UPDATE (31 May): Crooked Timber have picked up the issue too. And MacShane has replied (in the comments at openDemocracy). His riposte is aptly characterised by Michael Otsuka as a “simulacrum of a genuine apology”. In short, having called into question the intellectual faculties of an LSE Professor and described her views as poisonous drivel (not that they were her views you’ll remember), MacShane now claims he meant no offence. Having taken words out of context, mis-attributed intentions and views to Phillips and not considered the conditions in which the question was posed, MacShane now complains that he is taken out of context, that the complainants don’t understand his views and that they haven’t considered the conditions in which his question was posed. Yes, really. Readers can surely decide for themselves, although we should not think too highly of a rear-guard ‘apology’ which begins “Gosh, well it makes a change from the BNP and Europhobes having a go” and ends “I just wish I was 100 per cent certain that…there is not a scintilla of concern out there in academistan that rather than posit an either/or argument a stand might be taken”. Yes, academistan. And in case you’re puzzled by what the ‘scintilla of concern’ refers to, it’s not the academic freedom issues raised by the Association for Political Thought and it’s not about elected Members trawling reading lists for cod-incriminating questions with which to verbally bash named academics. Instead what is meant is that by protesting his error, we supposedly signal that we’re not that bothered about the wrongs of sex trafficking and prostitution. What to say about such logic? Concerned members of the Association for Political Thought can apparently add their names to the statement by contacting Elizabeth Frazer (Oxford): elizabeth.frazer@new.ox.ac.uk.
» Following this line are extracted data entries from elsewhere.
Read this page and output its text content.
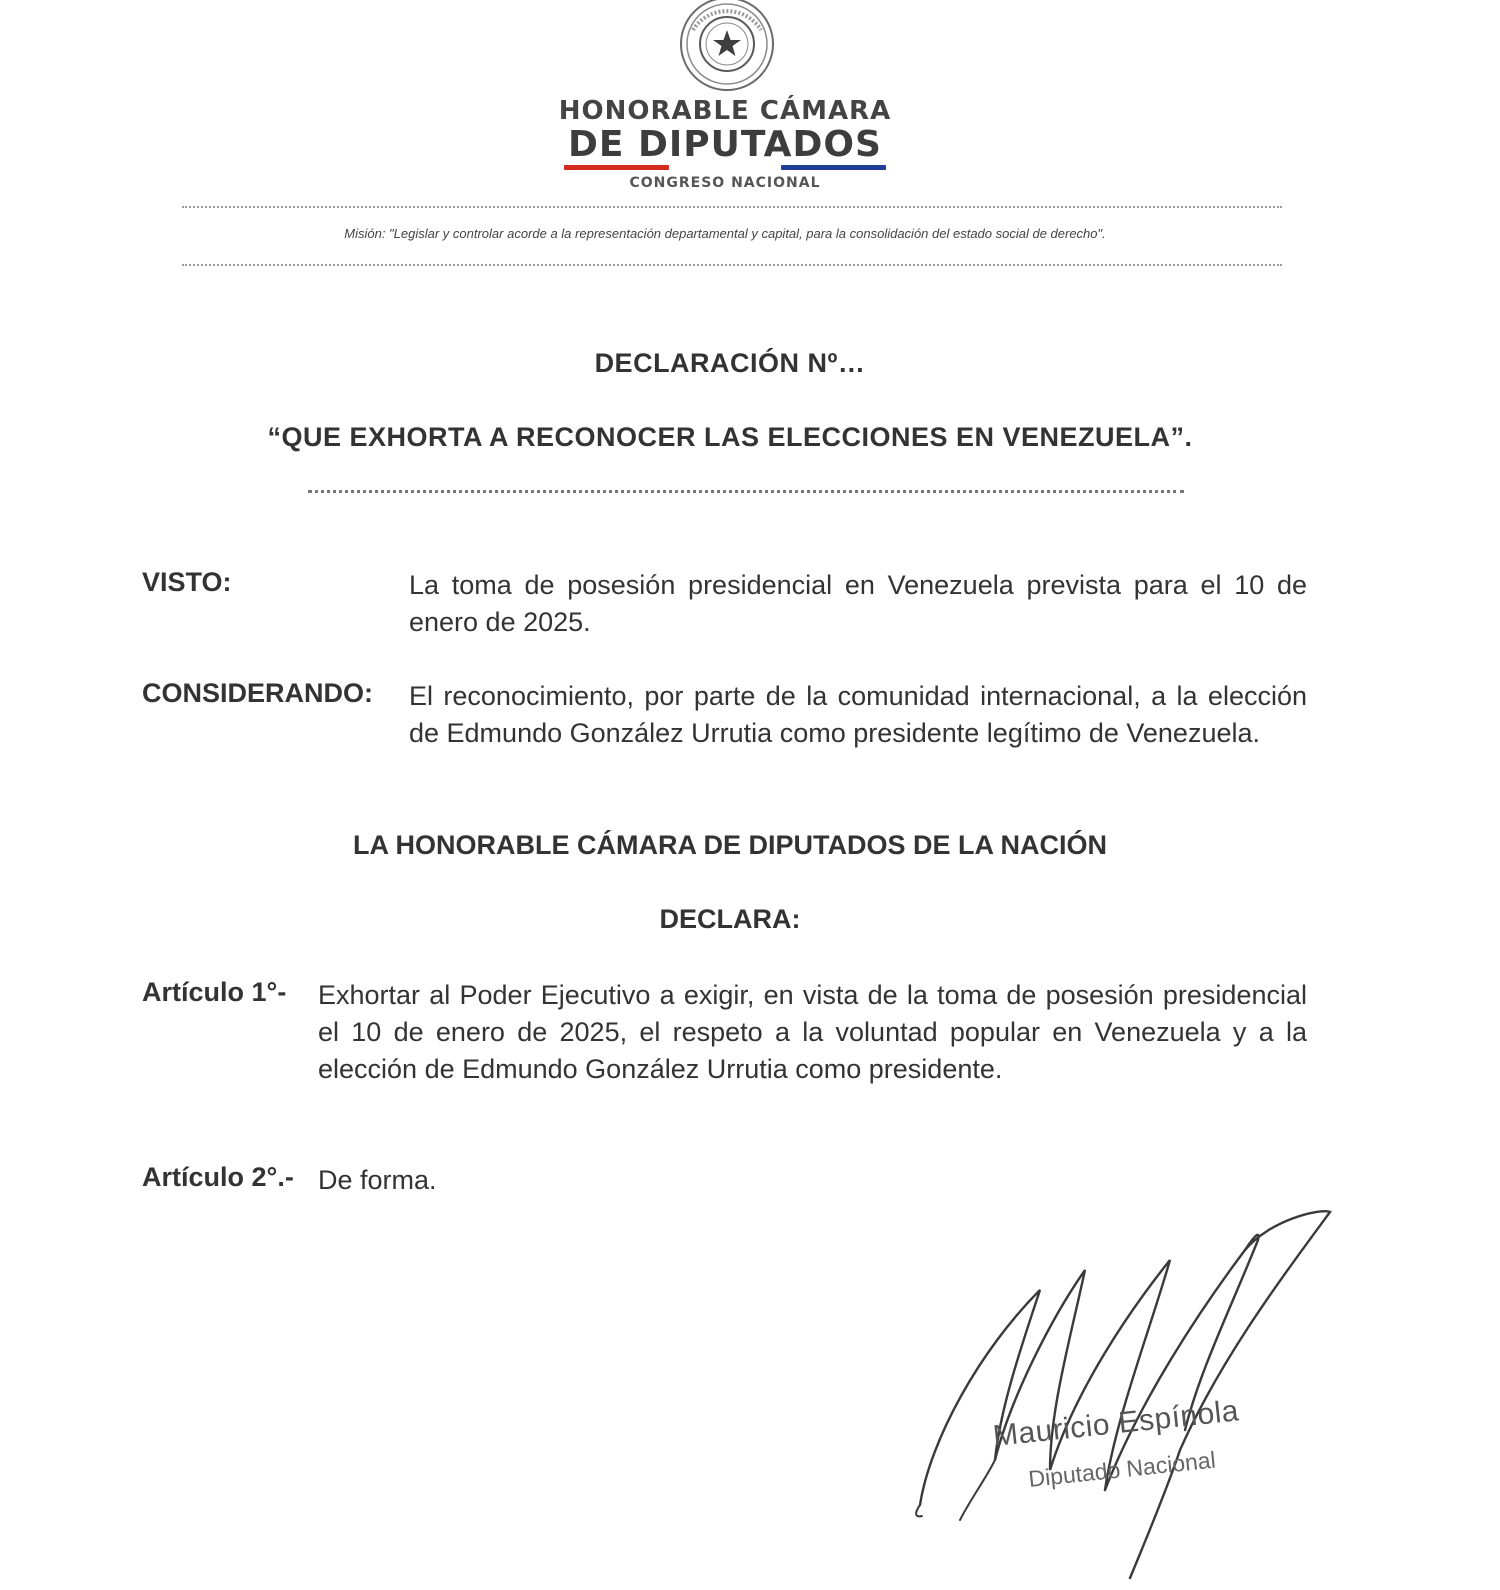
HONORABLE CÁMARA
DE DIPUTADOS
CONGRESO NACIONAL
Misión: "Legislar y controlar acorde a la representación departamental y capital, para la consolidación del estado social de derecho".
DECLARACIÓN Nº…
“QUE EXHORTA A RECONOCER LAS ELECCIONES EN VENEZUELA”.
VISTO:	La toma de posesión presidencial en Venezuela prevista para el 10 de enero de 2025.
CONSIDERANDO: El reconocimiento, por parte de la comunidad internacional, a la elección de Edmundo González Urrutia como presidente legítimo de Venezuela.
LA HONORABLE CÁMARA DE DIPUTADOS DE LA NACIÓN
DECLARA:
Artículo 1°- Exhortar al Poder Ejecutivo a exigir, en vista de la toma de posesión presidencial el 10 de enero de 2025, el respeto a la voluntad popular en Venezuela y a la elección de Edmundo González Urrutia como presidente.
Artículo 2°.- De forma.
Mauricio Espínola
Diputado Nacional
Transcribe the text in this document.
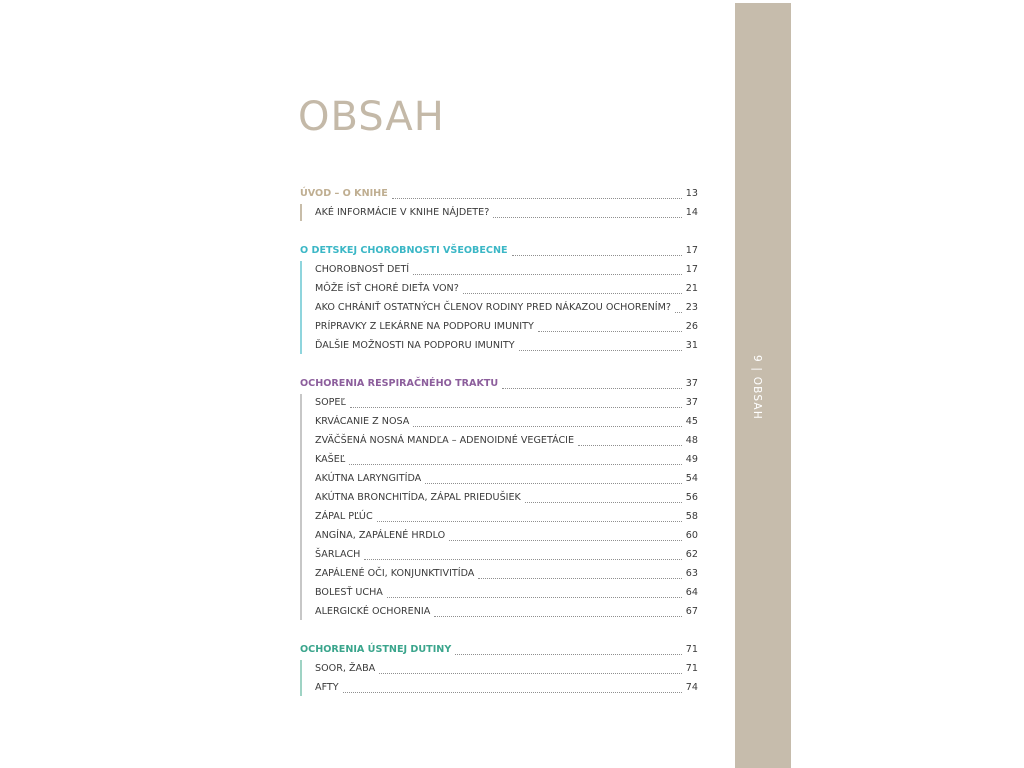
9 | OBSAH
OBSAH
ÚVOD – O KNIHE	13
AKÉ INFORMÁCIE V KNIHE NÁJDETE?	14
O DETSKEJ CHOROBNOSTI VŠEOBECNE	17
CHOROBNOSŤ DETÍ	17
MÔŽE ÍSŤ CHORÉ DIEŤA VON?	21
AKO CHRÁNIŤ OSTATNÝCH ČLENOV RODINY PRED NÁKAZOU OCHORENÍM? 23
PRÍPRAVKY Z LEKÁRNE NA PODPORU IMUNITY	26
ĎALŠIE MOŽNOSTI NA PODPORU IMUNITY	31
OCHORENIA RESPIRAČNÉHO TRAKTU	37
SOPEĽ	37
KRVÁCANIE Z NOSA	45
ZVÄČŠENÁ NOSNÁ MANDĽA – ADENOIDNÉ VEGETÁCIE	48
KAŠEĽ	49
AKÚTNA LARYNGITÍDA	54
AKÚTNA BRONCHITÍDA, ZÁPAL PRIEDUŠIEK	56
ZÁPAL PĽÚC	58
ANGÍNA, ZAPÁLENÉ HRDLO	60
ŠARLACH	62
ZAPÁLENÉ OČI, KONJUNKTIVITÍDA	63
BOLESŤ UCHA	64
ALERGICKÉ OCHORENIA	67
OCHORENIA ÚSTNEJ DUTINY	71
SOOR, ŽABA	71
AFTY	74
UPDATE (30 May): Happy to see that this issue has been picked up by Liberal Conspiracy, openDemocracy, Feminist Philosophers and others. There’s now a statement with signatures from members of the Association for Political Thought condemning Denis MacShane in appropriately harsh terms (although I think it’s a tad hard on Fiona Mactaggart who, after all, was responding off the cuff to an unsolicited intervention, and did somewhat trim her comments by talking about ‘sufficient challenge’ to all views). People certainly keep following links here, more than a week on. I’m not aware of any response from MacShane himself, although I know from several readers that his office has been contacted about this matter. He certainly hasn’t tweeted about it. Perhaps these new developments might convince him of the need to correct some of his own views.
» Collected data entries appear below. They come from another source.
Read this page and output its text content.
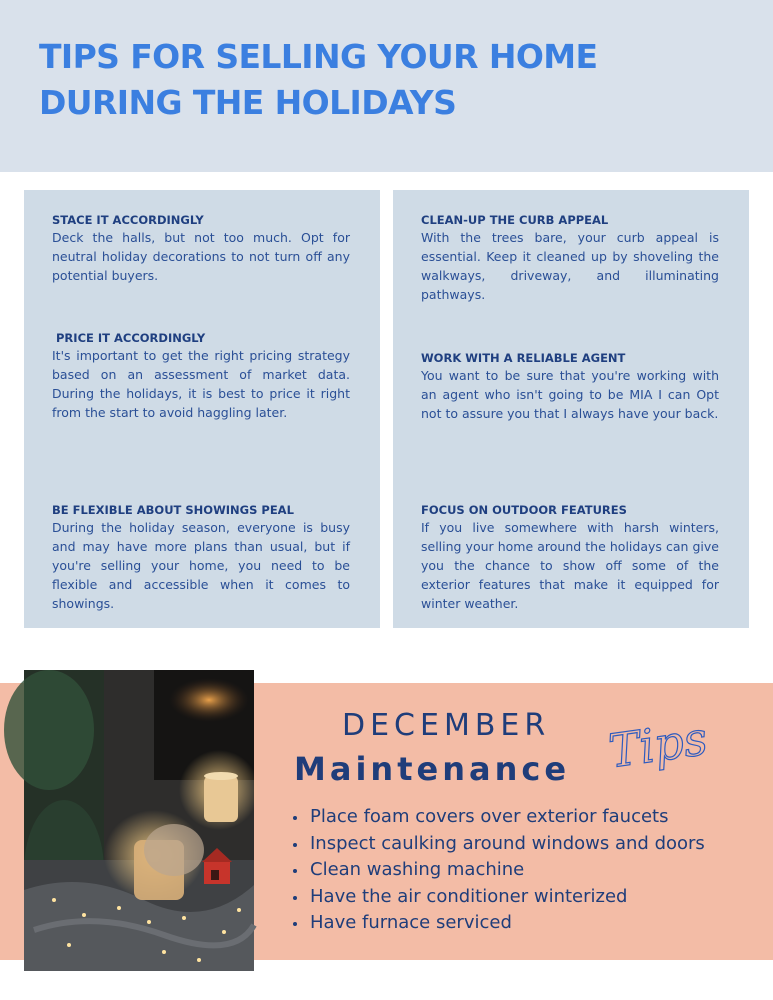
TIPS FOR SELLING YOUR HOME
DURING THE HOLIDAYS
STACE IT ACCORDINGLY
Deck the halls, but not too much. Opt for neutral holiday decorations to not turn off any potential buyers.
PRICE IT ACCORDINGLY
It's important to get the right pricing strategy based on an assessment of market data. During the holidays, it is best to price it right from the start to avoid haggling later.
BE FLEXIBLE ABOUT SHOWINGS PEAL
During the holiday season, everyone is busy and may have more plans than usual, but if you're selling your home, you need to be flexible and accessible when it comes to showings.
CLEAN-UP THE CURB APPEAL
With the trees bare, your curb appeal is essential. Keep it cleaned up by shoveling the walkways, driveway, and illuminating pathways.
WORK WITH A RELIABLE AGENT
You want to be sure that you're working with an agent who isn't going to be MIA I can Opt not to assure you that I always have your back.
FOCUS ON OUTDOOR FEATURES
If you live somewhere with harsh winters, selling your home around the holidays can give you the chance to show off some of the exterior features that make it equipped for winter weather.
DECEMBER
Maintenance Tips
Place foam covers over exterior faucets
Inspect caulking around windows and doors
Clean washing machine
Have the air conditioner winterized
Have furnace serviced
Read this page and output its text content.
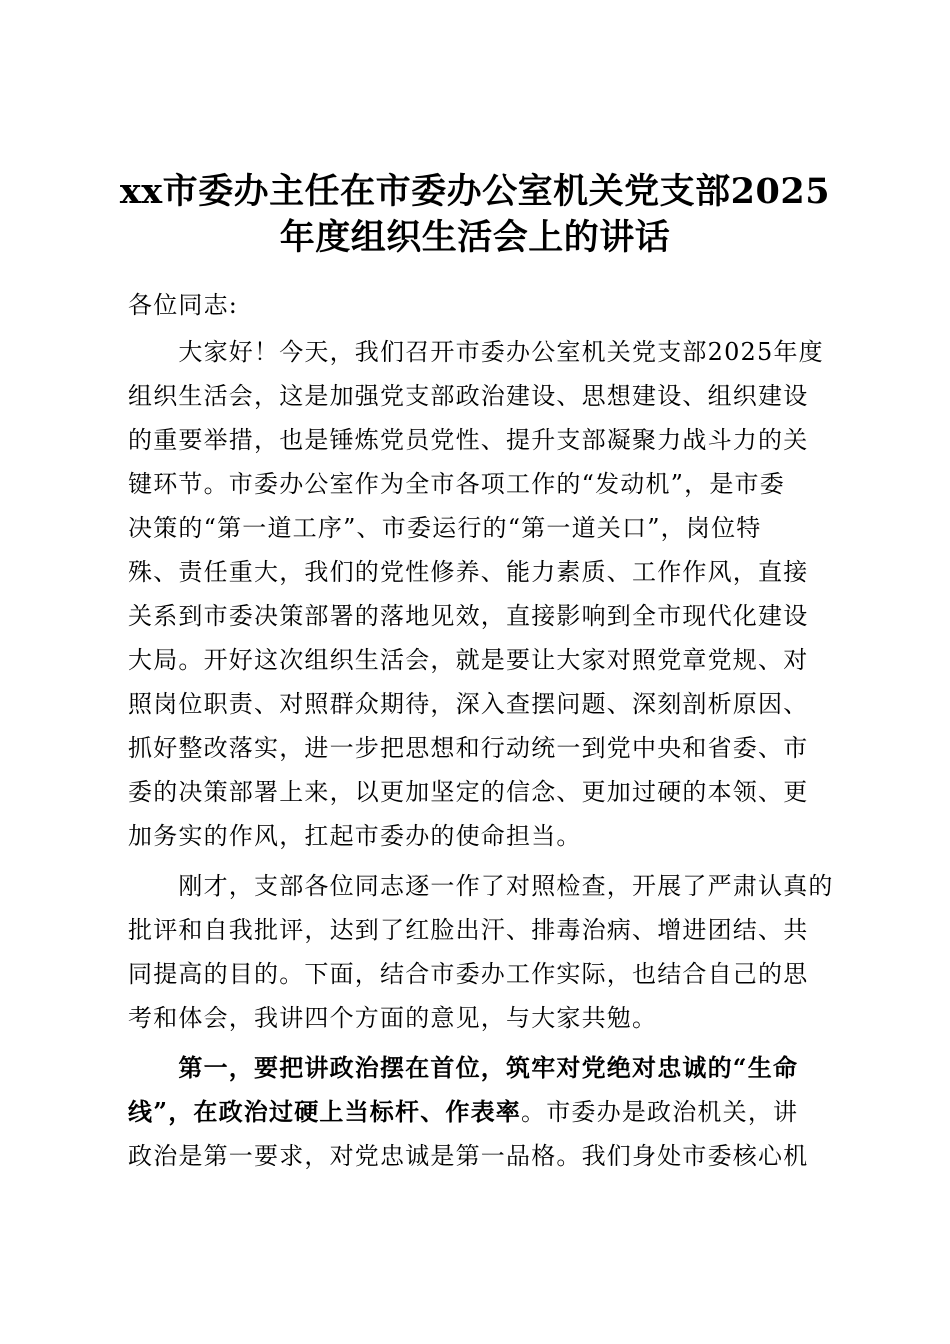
xx市委办主任在市委办公室机关党支部2025
年度组织生活会上的讲话
各位同志:
　　大家好！今天，我们召开市委办公室机关党支部2025年度
组织生活会，这是加强党支部政治建设、思想建设、组织建设
的重要举措，也是锤炼党员党性、提升支部凝聚力战斗力的关
键环节。市委办公室作为全市各项工作的“发动机”，是市委
决策的“第一道工序”、市委运行的“第一道关口”，岗位特
殊、责任重大，我们的党性修养、能力素质、工作作风，直接
关系到市委决策部署的落地见效，直接影响到全市现代化建设
大局。开好这次组织生活会，就是要让大家对照党章党规、对
照岗位职责、对照群众期待，深入查摆问题、深刻剖析原因、
抓好整改落实，进一步把思想和行动统一到党中央和省委、市
委的决策部署上来，以更加坚定的信念、更加过硬的本领、更
加务实的作风，扛起市委办的使命担当。
　　刚才，支部各位同志逐一作了对照检查，开展了严肃认真的
批评和自我批评，达到了红脸出汗、排毒治病、增进团结、共
同提高的目的。下面，结合市委办工作实际，也结合自己的思
考和体会，我讲四个方面的意见，与大家共勉。
　　第一，要把讲政治摆在首位，筑牢对党绝对忠诚的“生命
线”，在政治过硬上当标杆、作表率。市委办是政治机关，讲
政治是第一要求，对党忠诚是第一品格。我们身处市委核心机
LSE-bashing is certainly in vogue. Following the travesties of GaddafiGate, some are eager to find further fault. Enter the Rt Hon Dr Denis MacShane MP (PhD in International Economics, Birkbeck, 1990). During a Commons debate earlier this week on human trafficking, he responded to the citing of an LSE report on the treatment of victims thusly:
Mr MacShane: My hon. Friend mentioned the London School of Economics. Is she aware of its feminist political theory course, taught by Professor Anne Phillips? In week 8 of the course, students study prostitution. The briefing says:
“If we consider it legitimate for women to hire themselves out as low-paid and often badly treated cleaners, why is it not also legitimate for them to hire themselves out as prostitutes?”
If a professor at the London School of Economics cannot make the distinction between a cleaning woman and a prostituted woman, we are filling the minds of our young students with the most poisonous drivel.
Fiona Mactaggart: I share my right hon. Friend’s view about those attitudes. I hope that the LSE provides sufficient contest to Professor Phillips’s frankly nauseating views on that issue.
Quentin Letts of The Daily Mail, a patronising faux-wit at the best of times, has now picked up the scent and is ready to draw the appropriate conclusions:
Legitimate academic inquiry? Or evidence of drift towards the position of seeing prostitutes as ‘sex workers’? (They’ll want membership of the British Chambers of Commerce next.)…Phillips, a past associate of David Miliband, bores for Britain on the global feminism circuit. I am told she has the hide of an elk. But why, at a time of university cuts, do we need a Gender Institute?
And so ignorance compounds ignorance. MacShane, and by extension Letts, deal in both misrepresentation and in condescending intellectual proscription.